CVE-2026-55040 wurde von Microsoft mit den Patch-Tuesday-Updates im Juli behoben. Der Hersteller stuft die Lücke als Problem mit schwacher Authentifizierung ein, das es einem Angreifer erlaubt, über das Netzwerk eine Sicherheitsfunktion zu umgehen. Microsoft erklärte, ein nicht authentifizierter Angreifer könne in einem netzbasierten Angriff die Authentifizierung umgehen und eine anonyme Verbindung herstellen. Die Folge könne die Offenlegung von Dateien und die Veränderung von Daten sein.

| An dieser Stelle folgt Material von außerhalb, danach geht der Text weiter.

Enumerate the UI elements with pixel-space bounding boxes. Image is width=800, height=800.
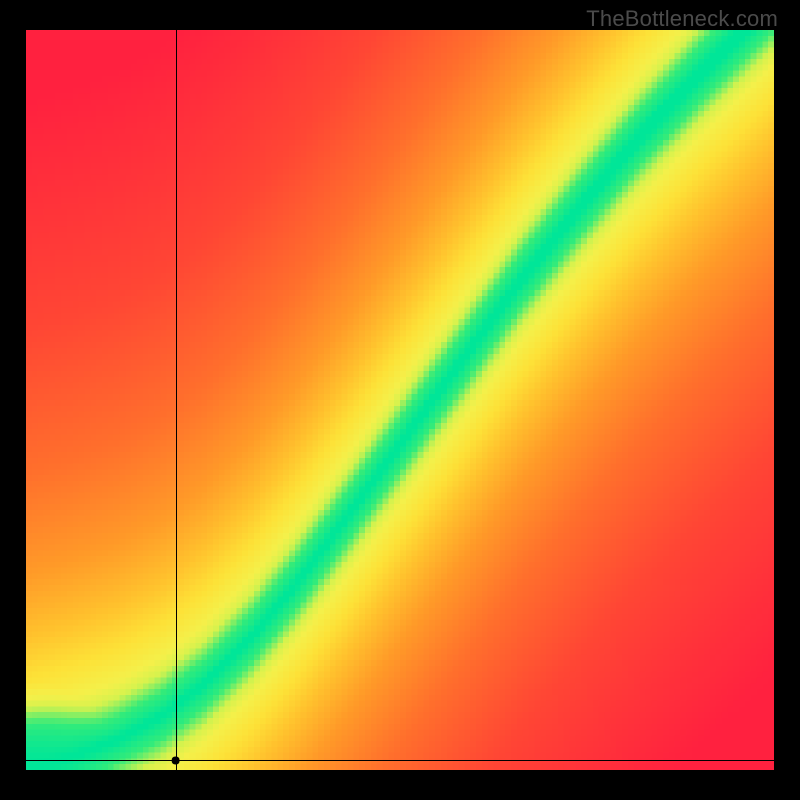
- watermark-text: TheBottleneck.com: [586, 6, 778, 32]
- crosshair-overlay: [0, 0, 800, 800]
- chart-container: TheBottleneck.com: [0, 0, 800, 800]
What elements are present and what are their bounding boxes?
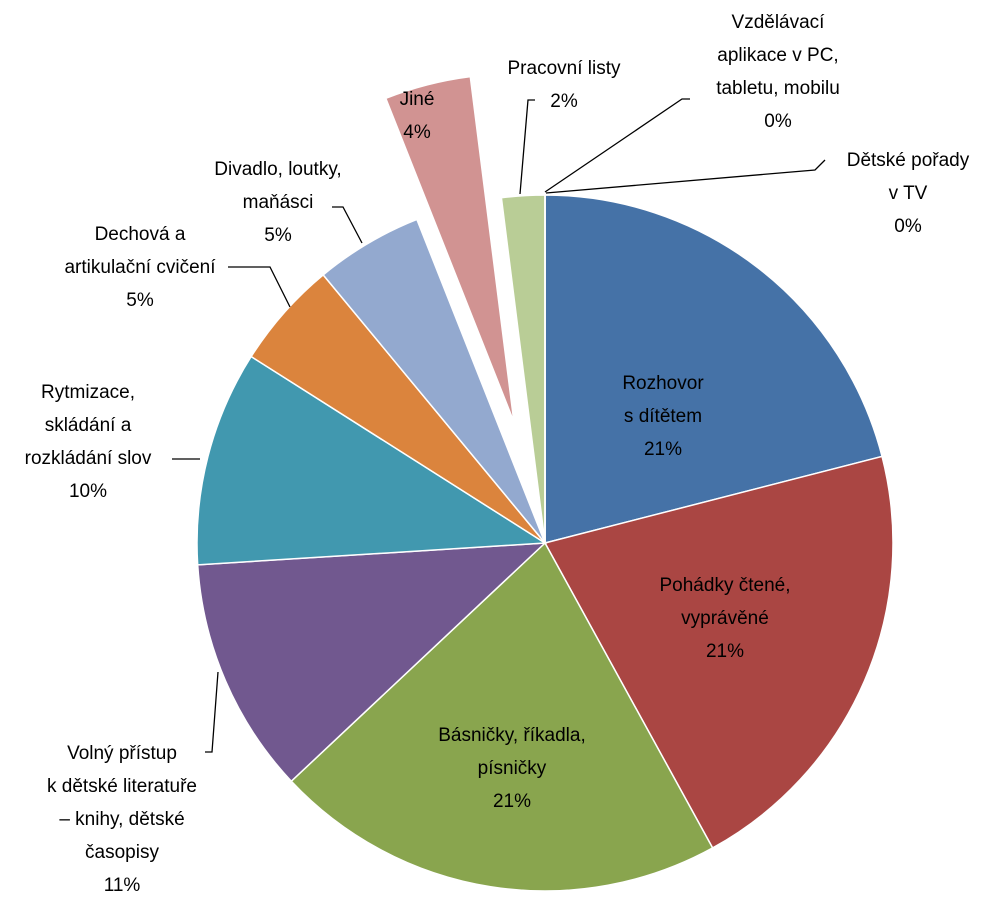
slice-label: Pohádky čtené, vyprávěné 21%: [575, 569, 875, 668]
pie-slice: [322, 218, 546, 544]
slice-label: Dětské pořady v TV 0%: [758, 144, 991, 243]
category-label: Dechová a artikulační cvičení: [64, 224, 216, 278]
slice-label: Básničky, říkadla, písničky 21%: [362, 719, 662, 818]
category-label: Jiné: [399, 89, 435, 110]
value-label: 0%: [894, 216, 922, 237]
value-label: 21%: [705, 641, 745, 662]
leader-line: [544, 98, 690, 193]
pie-slice: [384, 75, 515, 423]
value-label: 21%: [492, 791, 532, 812]
value-label: 5%: [264, 225, 292, 246]
pie-slice: [543, 455, 894, 849]
category-label: Pohádky čtené, vyprávěné: [659, 575, 791, 629]
leader-line: [519, 99, 535, 195]
slice-label: Pracovní listy 2%: [414, 52, 714, 118]
category-label: Dětské pořady v TV: [846, 150, 970, 204]
value-label: 5%: [126, 290, 154, 311]
pie-slice: [196, 355, 548, 566]
slice-label: Dechová a artikulační cvičení 5%: [0, 218, 290, 317]
slice-label: Vzdělávací aplikace v PC, tabletu, mobil…: [628, 6, 928, 138]
category-label: Divadlo, loutky, maňásci: [214, 159, 342, 213]
pie-slice: [196, 542, 548, 783]
slice-label: Jiné 4%: [267, 83, 567, 149]
category-label: Básničky, říkadla, písničky: [438, 725, 586, 779]
value-label: 21%: [643, 439, 683, 460]
leader-line: [545, 159, 826, 194]
value-label: 2%: [550, 91, 578, 112]
leader-line: [332, 206, 363, 244]
pie-slice: [290, 541, 714, 892]
slice-label: Rozhovor s dítětem 21%: [513, 367, 813, 466]
slice-label: Divadlo, loutky, maňásci 5%: [128, 153, 428, 252]
value-label: 10%: [68, 481, 108, 502]
category-label: Rytmizace, skládání a rozkládání slov: [24, 382, 152, 469]
value-label: 11%: [103, 875, 141, 896]
value-label: 0%: [764, 111, 792, 132]
leader-line: [205, 671, 219, 753]
slice-label: Rytmizace, skládání a rozkládání slov 10%: [0, 376, 238, 508]
category-label: Volný přístup k dětské literatuře – knih…: [47, 743, 197, 863]
pie-slice: [544, 194, 883, 544]
slice-label: Volný přístup k dětské literatuře – knih…: [0, 737, 272, 902]
category-label: Vzdělávací aplikace v PC, tabletu, mobil…: [716, 12, 840, 99]
value-label: 4%: [403, 122, 431, 143]
category-label: Rozhovor s dítětem: [622, 373, 704, 427]
category-label: Pracovní listy: [507, 58, 621, 79]
leader-line: [228, 266, 291, 308]
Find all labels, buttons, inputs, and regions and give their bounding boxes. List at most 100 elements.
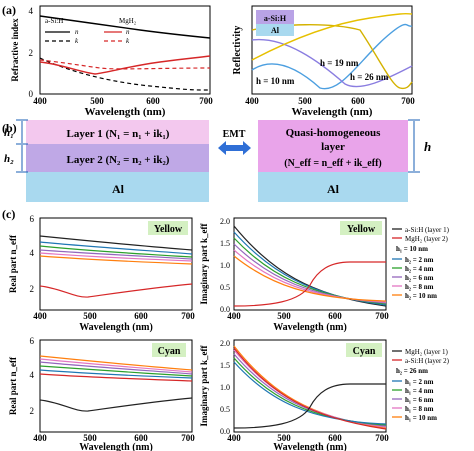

Rapid7 legte am 11. August technische Details zu CVE-2026-55040 offen. Das Sicherheitsunternehmen zeigte, wie ein entfernter, nicht authentifizierter Angreifer die Schwachstelle ausnutzen kann, um die Authentifizierung zu umgehen und Operationen als Benutzer oder Administrator einer SharePoint-Site auszuführen. Zudem veröffentlichte Rapid7 ein Proof-of-Concept-Skript.

Defused berichtete am 12. August, dass die eigenen Honeypots bereits Ausnutzungsversuche gegen CVE-2026-55040 registriert haben. Nach Angaben des Unternehmens greifen die Angriffe auf den von Rapid7 veröffentlichten Proof of Concept zurück. Microsofts Sicherheitshinweis erwähnt eine aktive Ausnutzung bislang weiterhin nicht. Der Bericht verweist jedoch darauf, dass Microsoft seine Hinweise nicht selten erst Tage nach bestätigten Angriffen aktualisiert.

Unabhängig davon meldete Rapid7 am Dienstag die Entdeckung von CVE-2026-63520. Diese SharePoint-Schwachstelle könne mit CVE-2026-55040 kombiniert werden, um eine nicht authentifizierte Remotecodeausführung auf Servern zu erreichen. Microsoft hat CVE-2026-63520 mit den Patch-Tuesday-Updates im August geschlossen. Hinweise auf eine Ausnutzung dieser zweiten Lücke liegen laut Bericht derzeit nicht vor.

CISA hatte Organisationen kürzlich aufgefordert, ihre SharePoint-Instanzen angesichts einer neuen Angriffswelle auf den aktuellen Stand zu bringen und abzusichern. Zu diesem Zeitpunkt warnte die Behörde bereits, dass auch CVE-2026-55040 in freier Wildbahn ausgenutzt werden könnte. In den KEV-Katalog hat CISA die Schwachstelle bislang noch nicht aufgenommen; dort sind derzeit bereits mehr als ein Dutzend SharePoint-Lücken verzeichnet.

CVE-2026-55040 ist nach Angaben des Berichts die fünfte SharePoint-Schwachstelle, deren Ausnutzung in diesem Sommer bekannt wurde. Zuvor war dies bereits bei CVE-2026-50522, CVE-2026-58644, CVE-2026-56164 und CVE-2026-45659 der Fall. Öffentliche Informationen dazu, wer hinter der Ausnutzung dieser Schwachstellen steckt, gibt es demnach derzeit nicht.